Every field goes through cycles of boom+bust. Major corporations around the world gambled on the importance of having a strong IT office. Some won and some lost. It sucks to see people losing their jobs but at the same time, "the software we have now is good enough" is a pretty bad take IMO
I can only speak to my experience. And in my experience I spend far less time writing software than I do fixing old software. When I recommend replacing outdated systems I'm told the existing stuff is good enough.
Quite the opposite in my experience. Job openings get flooded, but the people that apply just don't have the skills. People from government and big companies seem to have a narrow sliver of experience that doesn't translate well to solving real businesses problems with software, and I include big tech in that as well.
This changes a lot if you have area expertise beyond software. I am seeing a bit of the opposite now - if you have an actual EE or CPE (or even physics or math) degree you are golden. Software as a particular skill is heavily tradeified, like basic IT work was a decade ago.

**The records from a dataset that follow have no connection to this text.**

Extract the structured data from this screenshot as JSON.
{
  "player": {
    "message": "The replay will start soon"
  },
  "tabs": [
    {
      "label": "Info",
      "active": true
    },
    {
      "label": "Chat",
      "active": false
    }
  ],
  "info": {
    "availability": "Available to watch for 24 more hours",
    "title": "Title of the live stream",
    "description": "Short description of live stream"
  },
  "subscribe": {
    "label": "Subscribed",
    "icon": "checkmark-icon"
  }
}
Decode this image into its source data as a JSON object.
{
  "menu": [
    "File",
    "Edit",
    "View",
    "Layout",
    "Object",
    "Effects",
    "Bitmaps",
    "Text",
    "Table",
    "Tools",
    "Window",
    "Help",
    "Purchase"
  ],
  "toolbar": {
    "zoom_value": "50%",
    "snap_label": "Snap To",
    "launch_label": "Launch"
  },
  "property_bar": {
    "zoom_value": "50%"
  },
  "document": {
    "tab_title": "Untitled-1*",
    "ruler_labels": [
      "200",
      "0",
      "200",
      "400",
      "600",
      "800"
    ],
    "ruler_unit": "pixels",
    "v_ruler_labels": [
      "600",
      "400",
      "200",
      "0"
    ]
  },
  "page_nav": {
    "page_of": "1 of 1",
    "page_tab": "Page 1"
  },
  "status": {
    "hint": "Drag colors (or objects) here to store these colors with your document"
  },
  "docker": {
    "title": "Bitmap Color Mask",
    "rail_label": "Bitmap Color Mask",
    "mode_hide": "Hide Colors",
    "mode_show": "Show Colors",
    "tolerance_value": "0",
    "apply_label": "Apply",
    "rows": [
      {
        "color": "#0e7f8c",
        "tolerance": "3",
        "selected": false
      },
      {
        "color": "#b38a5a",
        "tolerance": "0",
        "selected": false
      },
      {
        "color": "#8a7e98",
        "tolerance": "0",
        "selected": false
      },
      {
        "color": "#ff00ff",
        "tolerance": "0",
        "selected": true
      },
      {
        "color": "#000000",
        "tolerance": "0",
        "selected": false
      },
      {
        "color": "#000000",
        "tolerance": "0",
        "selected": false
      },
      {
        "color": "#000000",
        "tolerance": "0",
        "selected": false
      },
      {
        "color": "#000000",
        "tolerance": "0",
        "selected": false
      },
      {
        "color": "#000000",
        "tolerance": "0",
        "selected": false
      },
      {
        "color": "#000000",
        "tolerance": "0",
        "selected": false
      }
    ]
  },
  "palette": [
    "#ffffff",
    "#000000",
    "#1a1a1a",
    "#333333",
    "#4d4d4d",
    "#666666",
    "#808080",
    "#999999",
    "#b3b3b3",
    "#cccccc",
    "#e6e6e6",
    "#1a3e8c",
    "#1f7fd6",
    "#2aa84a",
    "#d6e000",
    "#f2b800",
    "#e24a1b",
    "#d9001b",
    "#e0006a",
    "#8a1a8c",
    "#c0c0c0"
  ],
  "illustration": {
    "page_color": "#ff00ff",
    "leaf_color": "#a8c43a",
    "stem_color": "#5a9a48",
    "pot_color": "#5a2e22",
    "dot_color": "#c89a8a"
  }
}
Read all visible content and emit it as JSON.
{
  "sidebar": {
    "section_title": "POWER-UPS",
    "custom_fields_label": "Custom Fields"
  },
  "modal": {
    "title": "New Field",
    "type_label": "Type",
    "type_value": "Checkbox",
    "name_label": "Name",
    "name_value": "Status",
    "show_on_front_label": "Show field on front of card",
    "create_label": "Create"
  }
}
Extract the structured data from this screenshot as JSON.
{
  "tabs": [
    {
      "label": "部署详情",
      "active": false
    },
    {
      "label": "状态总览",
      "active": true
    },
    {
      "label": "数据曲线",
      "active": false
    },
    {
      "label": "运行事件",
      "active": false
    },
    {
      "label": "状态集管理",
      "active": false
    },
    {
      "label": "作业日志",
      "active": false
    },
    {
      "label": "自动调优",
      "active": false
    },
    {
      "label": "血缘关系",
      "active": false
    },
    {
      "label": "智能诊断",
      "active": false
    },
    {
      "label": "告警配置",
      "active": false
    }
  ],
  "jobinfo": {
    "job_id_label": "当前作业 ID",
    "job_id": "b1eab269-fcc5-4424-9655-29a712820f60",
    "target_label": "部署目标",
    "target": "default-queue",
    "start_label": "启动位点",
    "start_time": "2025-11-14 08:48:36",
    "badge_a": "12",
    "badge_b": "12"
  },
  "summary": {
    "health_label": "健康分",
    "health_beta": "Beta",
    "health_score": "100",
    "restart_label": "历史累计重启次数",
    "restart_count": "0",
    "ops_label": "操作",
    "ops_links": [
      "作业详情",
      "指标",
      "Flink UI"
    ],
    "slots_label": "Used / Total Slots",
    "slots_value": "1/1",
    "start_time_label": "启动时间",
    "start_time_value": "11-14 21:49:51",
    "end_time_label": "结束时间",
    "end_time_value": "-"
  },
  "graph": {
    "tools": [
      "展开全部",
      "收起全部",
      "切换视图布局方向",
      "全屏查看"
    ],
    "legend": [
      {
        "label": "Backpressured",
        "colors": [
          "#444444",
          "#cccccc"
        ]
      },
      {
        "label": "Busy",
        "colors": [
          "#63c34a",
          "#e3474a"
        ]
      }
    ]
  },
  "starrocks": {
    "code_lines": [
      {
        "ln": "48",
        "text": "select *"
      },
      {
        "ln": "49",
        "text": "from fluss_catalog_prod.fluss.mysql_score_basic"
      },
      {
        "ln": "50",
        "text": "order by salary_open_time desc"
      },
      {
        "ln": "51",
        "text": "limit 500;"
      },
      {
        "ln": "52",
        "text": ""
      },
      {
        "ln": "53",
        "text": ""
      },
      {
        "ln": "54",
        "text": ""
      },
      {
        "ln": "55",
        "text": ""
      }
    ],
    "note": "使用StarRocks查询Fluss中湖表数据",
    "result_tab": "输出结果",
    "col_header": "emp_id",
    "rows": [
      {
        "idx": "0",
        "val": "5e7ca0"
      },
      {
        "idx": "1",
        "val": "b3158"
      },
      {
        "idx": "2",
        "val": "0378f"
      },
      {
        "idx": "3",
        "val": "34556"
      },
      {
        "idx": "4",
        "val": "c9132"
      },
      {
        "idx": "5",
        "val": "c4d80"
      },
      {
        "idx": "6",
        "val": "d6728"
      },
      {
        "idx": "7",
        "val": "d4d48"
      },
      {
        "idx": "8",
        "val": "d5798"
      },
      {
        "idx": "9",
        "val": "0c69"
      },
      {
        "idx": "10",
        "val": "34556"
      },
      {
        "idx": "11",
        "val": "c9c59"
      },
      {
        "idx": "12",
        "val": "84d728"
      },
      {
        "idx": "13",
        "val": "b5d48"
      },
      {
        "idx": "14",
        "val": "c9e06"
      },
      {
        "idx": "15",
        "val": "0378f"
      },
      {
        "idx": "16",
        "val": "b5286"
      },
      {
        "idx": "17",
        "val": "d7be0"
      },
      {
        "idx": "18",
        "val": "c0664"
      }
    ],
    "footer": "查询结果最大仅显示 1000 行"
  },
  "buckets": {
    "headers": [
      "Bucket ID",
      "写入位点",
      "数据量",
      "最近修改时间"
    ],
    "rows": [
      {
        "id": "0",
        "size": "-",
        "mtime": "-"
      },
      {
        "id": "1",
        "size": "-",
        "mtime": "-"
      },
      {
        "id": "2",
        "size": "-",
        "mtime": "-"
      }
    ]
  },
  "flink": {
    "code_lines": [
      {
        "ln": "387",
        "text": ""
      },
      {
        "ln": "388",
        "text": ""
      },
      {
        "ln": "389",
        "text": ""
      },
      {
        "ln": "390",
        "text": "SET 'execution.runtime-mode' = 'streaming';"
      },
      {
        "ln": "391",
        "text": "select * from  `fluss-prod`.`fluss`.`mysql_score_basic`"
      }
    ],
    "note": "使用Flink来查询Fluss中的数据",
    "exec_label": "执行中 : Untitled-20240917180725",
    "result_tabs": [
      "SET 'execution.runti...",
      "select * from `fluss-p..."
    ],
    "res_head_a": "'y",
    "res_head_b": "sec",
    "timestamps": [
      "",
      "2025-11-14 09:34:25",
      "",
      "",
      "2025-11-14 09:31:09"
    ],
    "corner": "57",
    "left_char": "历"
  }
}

Well, there should be less people entering the career path at least; especially if they're just doing it for money and not passion. I'm pretty sure most of this stuff is deliberate because the elite were getting afraid of the growing power of their workers (talks of unionizing, demanding their companies be more ethical, etc). Most large corps seem to have given up on innovating, so yeah, less new software is being made, except for whatever is overhyped by investors (AI atm).